Presenting an original take on women’s safety in the cities of twenty-first century India, Why Loiter? maps the exclusions and negotiations that women from different classes and communities encounter in the nation’s urban public spaces. Basing this book on more than three years of research in Mumbai, Shilpa Phadke, Sameera Khan and Shilpa Ranade argue that though women’s access to urban public space has increased, they still do not have an equal claim to public space in the city. And they raise the question: can women’s access to public space be viewed in isolation from that of other marginal groups? Going beyond the problem of the real and implied risks associated with women’s presence in public, they draw from feminist theory to argue that only by celebrating loitering—a radical act for most Indian women—can a truly equal, global city be created.

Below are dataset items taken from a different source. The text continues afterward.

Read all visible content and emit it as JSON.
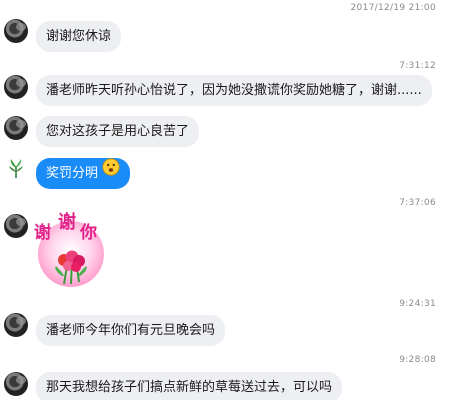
{
  "messages": [
    {
      "text": "谢谢您休谅"
    },
    {
      "text": "潘老师昨天听孙心怡说了，因为她没撒谎你奖励她糖了，谢谢......"
    },
    {
      "text": "您对这孩子是用心良苦了"
    },
    {
      "text": "奖罚分明"
    },
    {
      "text": "潘老师今年你们有元旦晚会吗"
    },
    {
      "text": "那天我想给孩子们搞点新鲜的草莓送过去，可以吗"
    }
  ],
  "timestamps": {
    "t0": "2017/12/19 21:00",
    "t1": "7:31:12",
    "t2": "7:37:06",
    "t3": "9:24:31",
    "t4": "9:28:08"
  },
  "sticker": {
    "char1": "谢",
    "char2": "谢",
    "char3": "你"
  },
  "icons": {
    "emoji": "smiley-face-icon",
    "sticker": "thank-you-flower-sticker-icon"
  },
  "colors": {
    "bubble_gray": "#eeeff2",
    "bubble_blue": "#1a8cf7",
    "timestamp": "#8a8a8a"
  }
}
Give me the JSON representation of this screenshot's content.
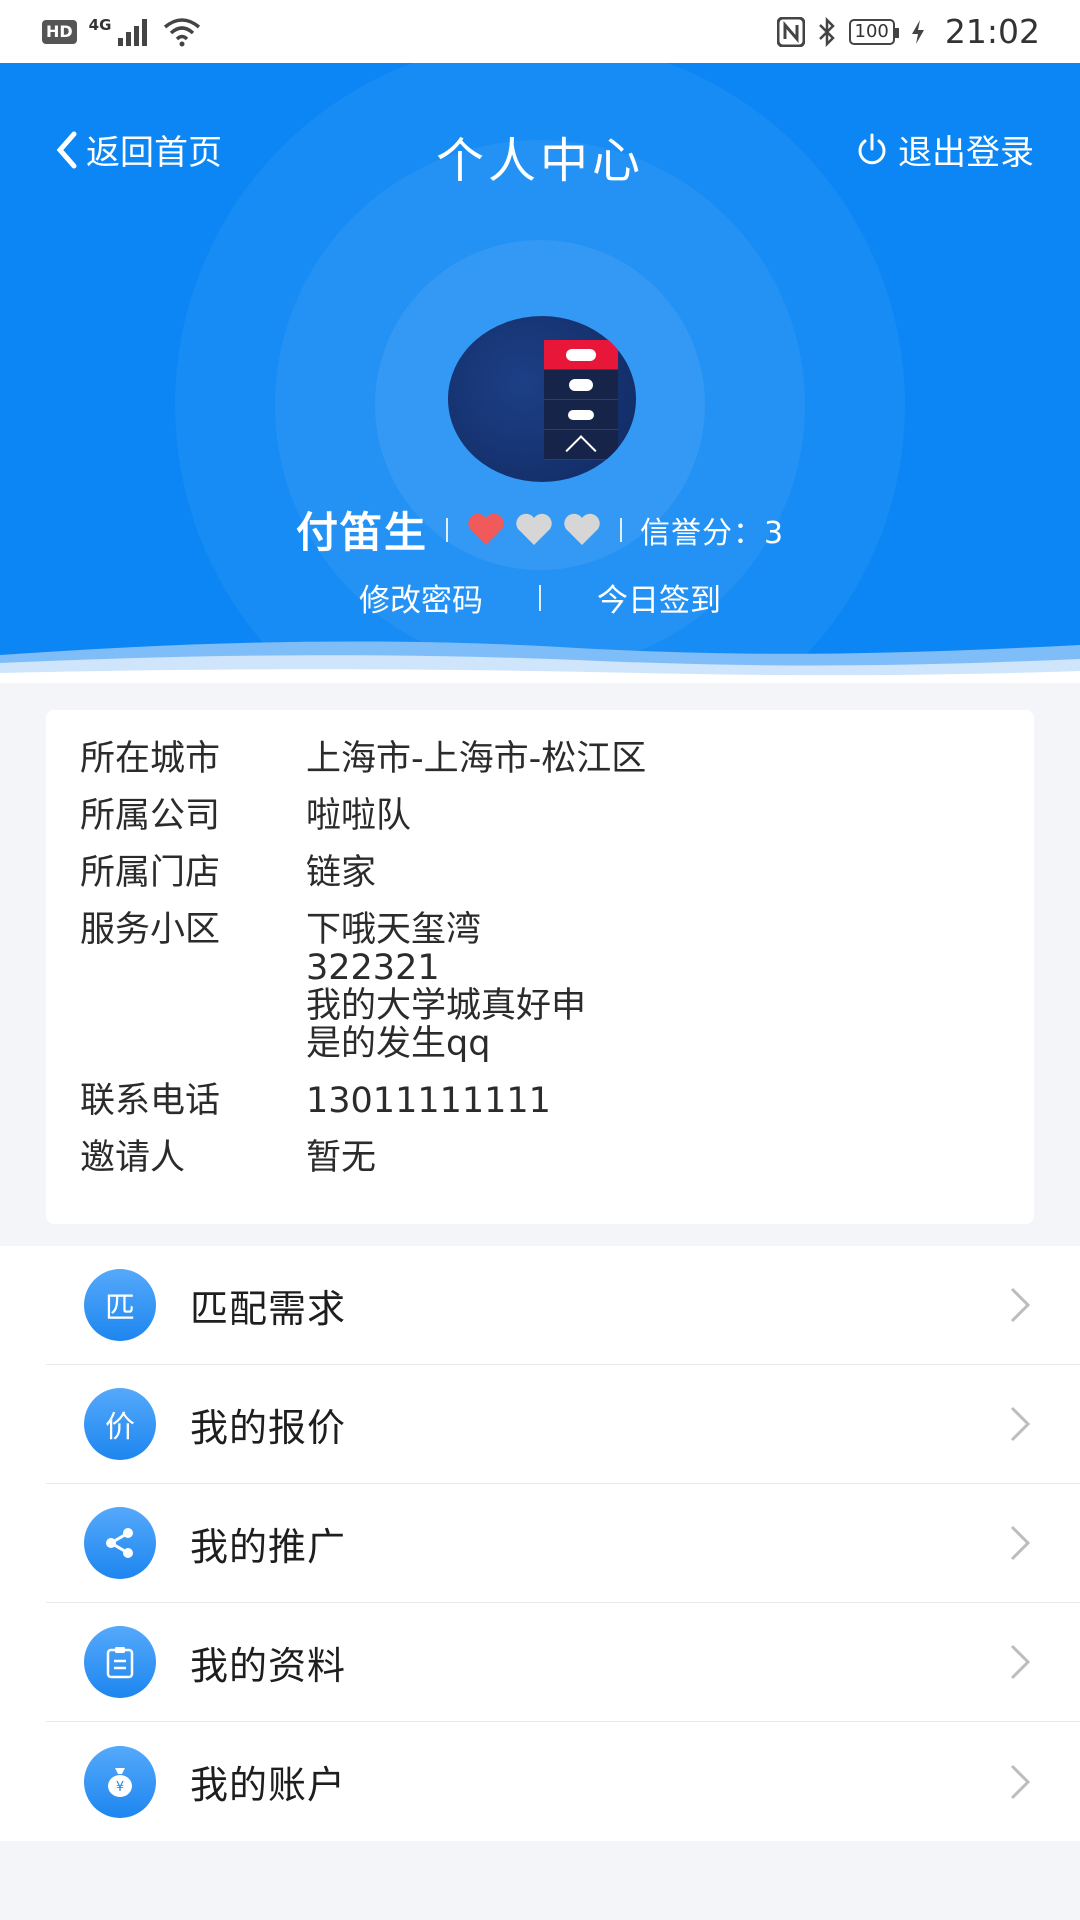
{
  "status_bar": {
    "hd": "HD",
    "network": "4G",
    "battery": "100",
    "time": "21:02"
  },
  "header": {
    "back_label": "返回首页",
    "title": "个人中心",
    "logout_label": "退出登录",
    "user_name": "付笛生",
    "credit_label": "信誉分：3",
    "change_password": "修改密码",
    "daily_checkin": "今日签到",
    "accent_color": "#0b86f4",
    "heart_active_color": "#f05a5a",
    "heart_inactive_color": "#d6d6d6",
    "rating_hearts_filled": 1,
    "rating_hearts_total": 3
  },
  "info": {
    "city_label": "所在城市",
    "city_value": "上海市-上海市-松江区",
    "company_label": "所属公司",
    "company_value": "啦啦队",
    "store_label": "所属门店",
    "store_value": "链家",
    "community_label": "服务小区",
    "community_value": "下哦天玺湾\n322321\n我的大学城真好申\n是的发生qq",
    "phone_label": "联系电话",
    "phone_value": "13011111111",
    "inviter_label": "邀请人",
    "inviter_value": "暂无"
  },
  "menu": {
    "items": [
      {
        "label": "匹配需求",
        "icon_text": "匹",
        "icon": "match-icon"
      },
      {
        "label": "我的报价",
        "icon_text": "价",
        "icon": "quote-icon"
      },
      {
        "label": "我的推广",
        "icon_text": "",
        "icon": "share-icon"
      },
      {
        "label": "我的资料",
        "icon_text": "",
        "icon": "clipboard-icon"
      },
      {
        "label": "我的账户",
        "icon_text": "¥",
        "icon": "money-bag-icon"
      }
    ]
  }
}
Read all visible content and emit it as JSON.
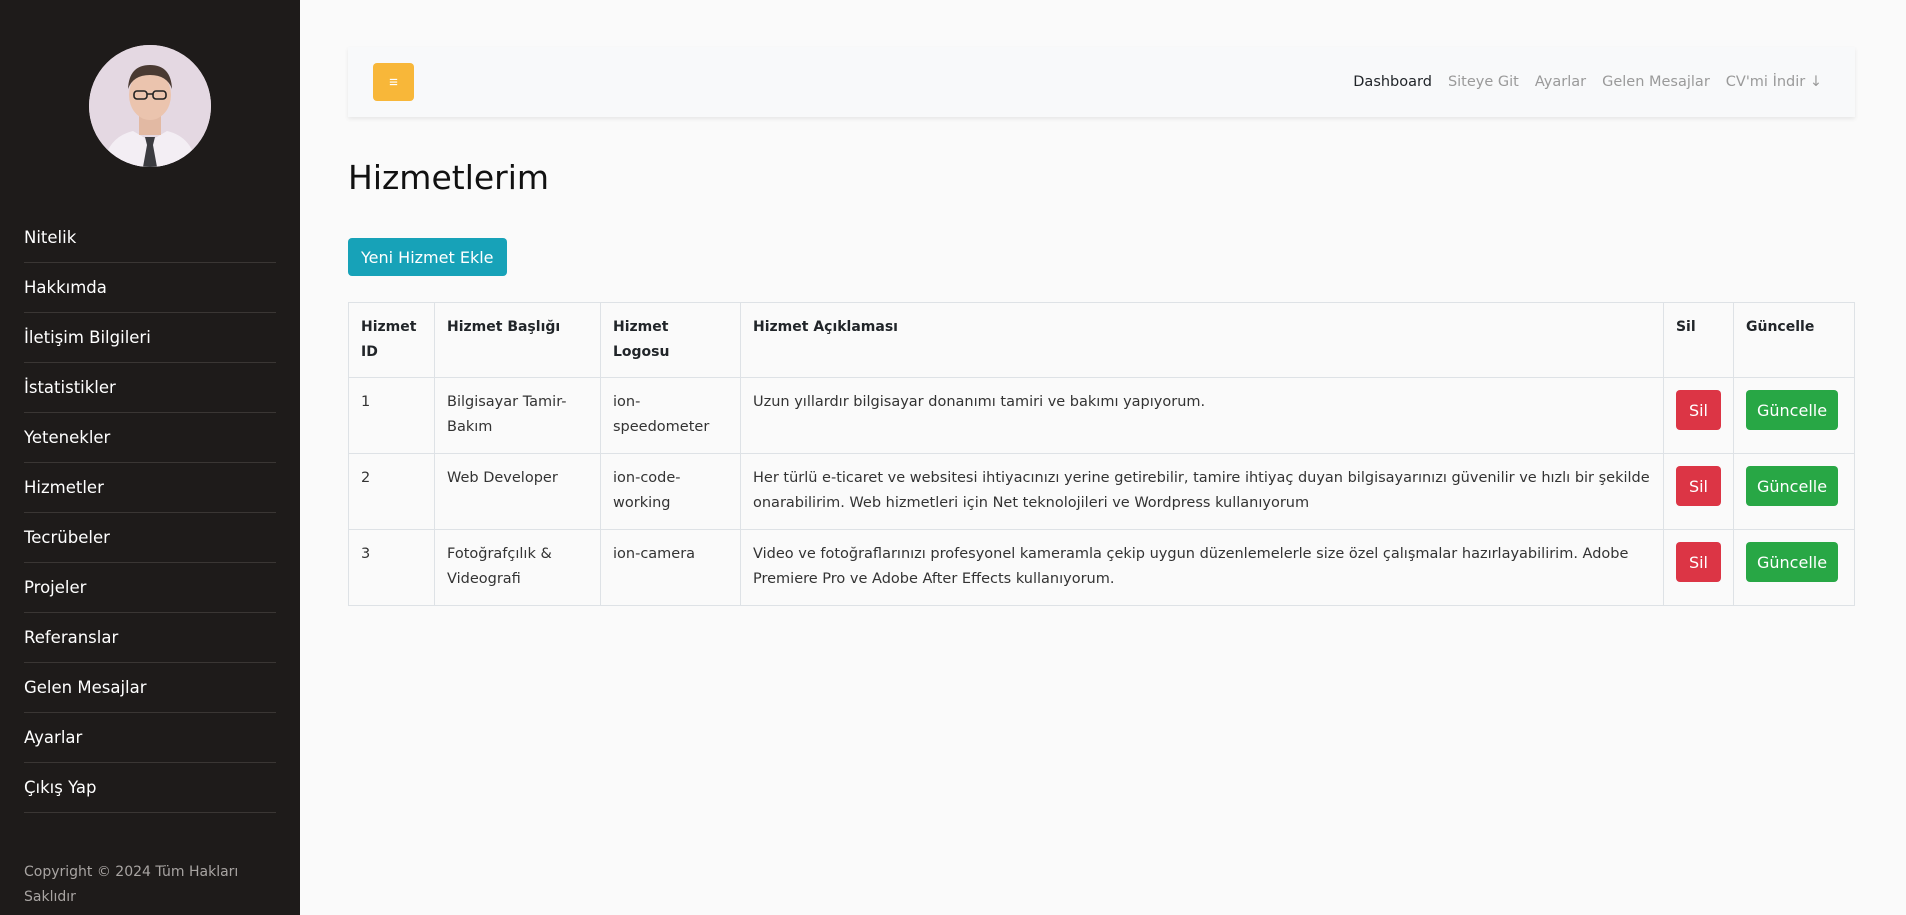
{
  "sidebar": {
    "items": [
      {
        "label": "Nitelik"
      },
      {
        "label": "Hakkımda"
      },
      {
        "label": "İletişim Bilgileri"
      },
      {
        "label": "İstatistikler"
      },
      {
        "label": "Yetenekler"
      },
      {
        "label": "Hizmetler"
      },
      {
        "label": "Tecrübeler"
      },
      {
        "label": "Projeler"
      },
      {
        "label": "Referanslar"
      },
      {
        "label": "Gelen Mesajlar"
      },
      {
        "label": "Ayarlar"
      },
      {
        "label": "Çıkış Yap"
      }
    ],
    "copyright": "Copyright © 2024 Tüm Hakları Saklıdır"
  },
  "topbar": {
    "toggle_icon": "≡",
    "nav": [
      {
        "label": "Dashboard"
      },
      {
        "label": "Siteye Git"
      },
      {
        "label": "Ayarlar"
      },
      {
        "label": "Gelen Mesajlar"
      },
      {
        "label": "CV'mi İndir ↓"
      }
    ]
  },
  "page": {
    "title": "Hizmetlerim",
    "add_button": "Yeni Hizmet Ekle"
  },
  "table": {
    "headers": {
      "id": "Hizmet ID",
      "title": "Hizmet Başlığı",
      "logo": "Hizmet Logosu",
      "description": "Hizmet Açıklaması",
      "delete": "Sil",
      "update": "Güncelle"
    },
    "rows": [
      {
        "id": "1",
        "title": "Bilgisayar Tamir-Bakım",
        "logo": "ion-speedometer",
        "description": "Uzun yıllardır bilgisayar donanımı tamiri ve bakımı yapıyorum.",
        "delete_label": "Sil",
        "update_label": "Güncelle"
      },
      {
        "id": "2",
        "title": "Web Developer",
        "logo": "ion-code-working",
        "description": "Her türlü e-ticaret ve websitesi ihtiyacınızı yerine getirebilir, tamire ihtiyaç duyan bilgisayarınızı güvenilir ve hızlı bir şekilde onarabilirim. Web hizmetleri için Net teknolojileri ve Wordpress kullanıyorum",
        "delete_label": "Sil",
        "update_label": "Güncelle"
      },
      {
        "id": "3",
        "title": "Fotoğrafçılık & Videografi",
        "logo": "ion-camera",
        "description": "Video ve fotoğraflarınızı profesyonel kameramla çekip uygun düzenlemelerle size özel çalışmalar hazırlayabilirim. Adobe Premiere Pro ve Adobe After Effects kullanıyorum.",
        "delete_label": "Sil",
        "update_label": "Güncelle"
      }
    ]
  },
  "colors": {
    "sidebar_bg": "#1e1b1a",
    "toggle_button": "#f8b739",
    "add_button": "#17a2b8",
    "delete_button": "#dc3545",
    "update_button": "#28a745"
  }
}
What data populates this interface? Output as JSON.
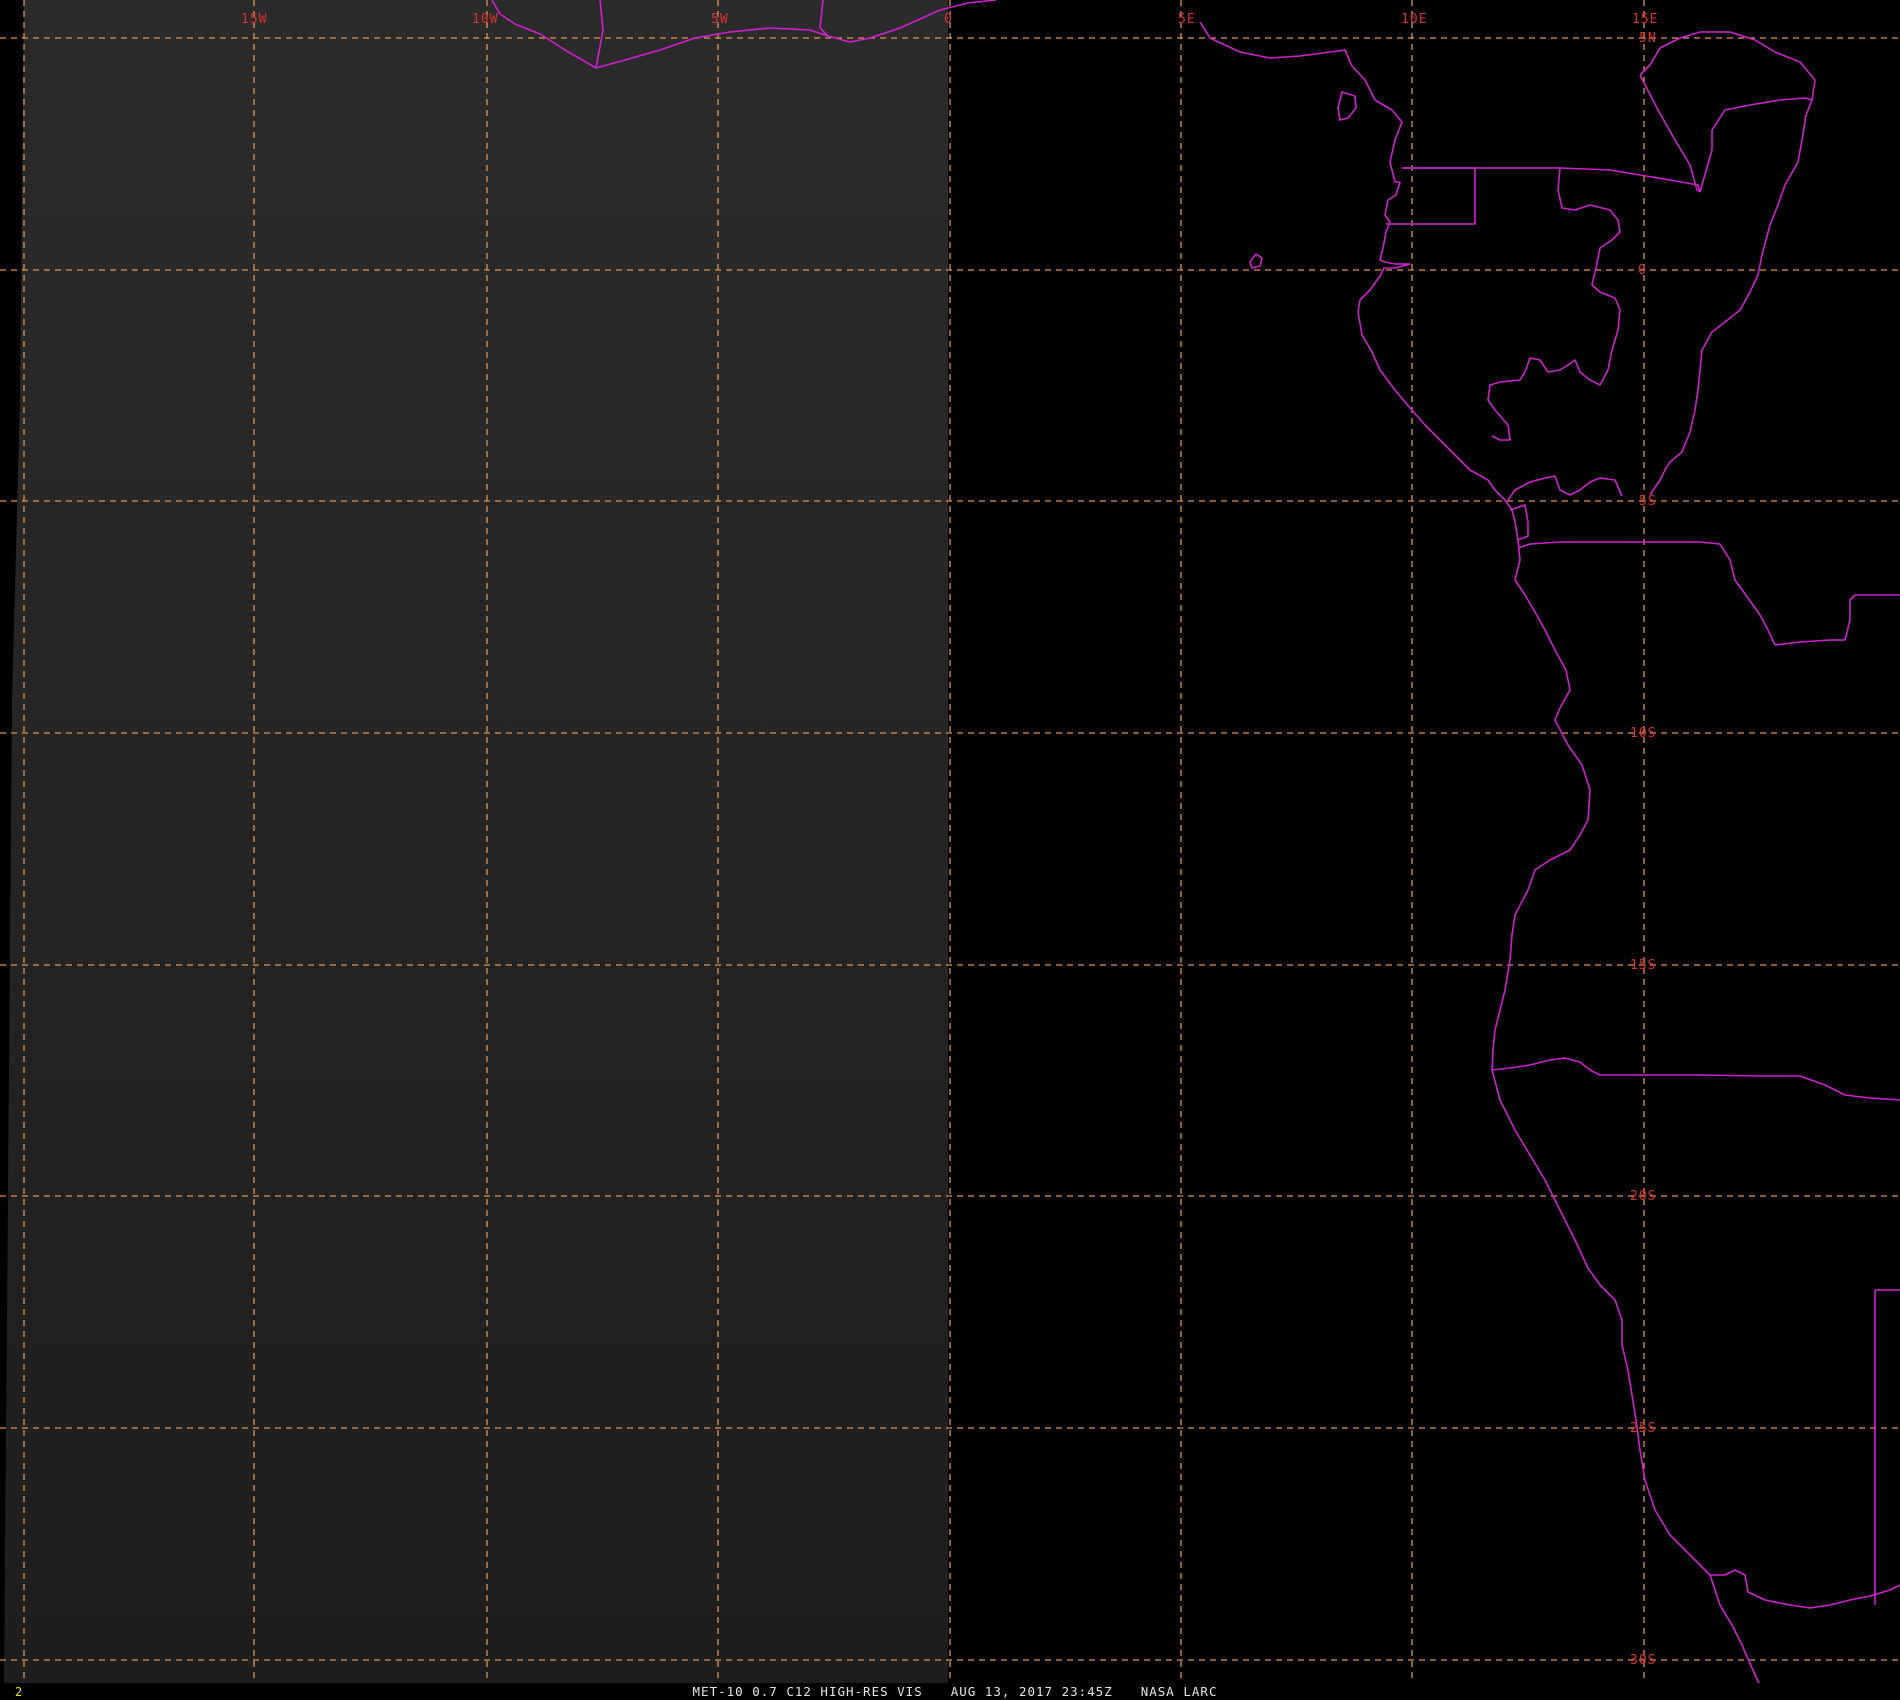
{
  "map": {
    "longitude_labels": [
      "15W",
      "10W",
      "5W",
      "0",
      "5E",
      "10E",
      "15E"
    ],
    "latitude_labels": [
      "5N",
      "0",
      "5S",
      "10S",
      "15S",
      "20S",
      "25S",
      "30S"
    ],
    "colors": {
      "background": "#000000",
      "night_shade": "#262626",
      "grid": "#e3944c",
      "coastline": "#d11fd0",
      "grid_label": "#d8332c"
    }
  },
  "status_bar": {
    "frame_number": "2",
    "product": "MET-10 0.7 C12 HIGH-RES VIS",
    "datetime": "AUG 13, 2017 23:45Z",
    "source": "NASA LARC"
  }
}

Women of the Mean Streets: Lesbian Noir

Women of the Mean Streets: Lesbian Noir

Author: J.M. Redmann

Publisher: Bold Strokes Books Inc

Published: 2011-07-01

Total Pages: 335

ISBN-13: 1602825386

DOWNLOAD EBOOK

Women. Crime. Justice. At least the search for it. On the mean streets, the back allies, the dark corners. These are stories of tough women in hard places. The nights are long, the women are fast, and danger is always a short block or quick minute away. Edited by award winning author/editors J.M. Redmann and Greg Herren, Women of the Mean Streets is an anthology of some of the top, tough women crime writers today, noir stories with a lesbian twist.


Hard Lives, Mean Streets

Hard Lives, Mean Streets

Author:

Publisher: UPNE

Published: 2010-05-11

Total Pages: 211

ISBN-13: 1555537219

DOWNLOAD EBOOK

The first comprehensive assessment of the experience of violence among homeless women


Streets

Streets

Author: Bella Spewack

Publisher: Feminist Press at CUNY

Published: 2017-03-15

Total Pages: 153

ISBN-13: 1936932121

DOWNLOAD EBOOK

“A startling, clear-eyed” memoir of an immigrant girl’s childhood in early 20th century NYC from the journalist and Tony-winning co-author of Kiss Me Kate (Booklist). Born in Transylvania in 1899, Bella Spewack arrived on the streets of New York’s Lower East Side when she was three. At twenty-two, while working as a reporter with her husband in Europe, she wrote a memoir of her childhood that was never published. More than seventy years later, the publication of Streets recovers a remarkable voice and offers a vivid chronicle of a lost world. Bella, who went on to a brilliant career write for stage and screen with her husband Sam, describes the sights, sounds, and characters of urban Jewish immigrant life after the turn of the century. Witty, street-smart, and unsentimental, Bella was a genuine American heroine who displays in this memoir “a triumph of will and spirit” (The Jewish Week).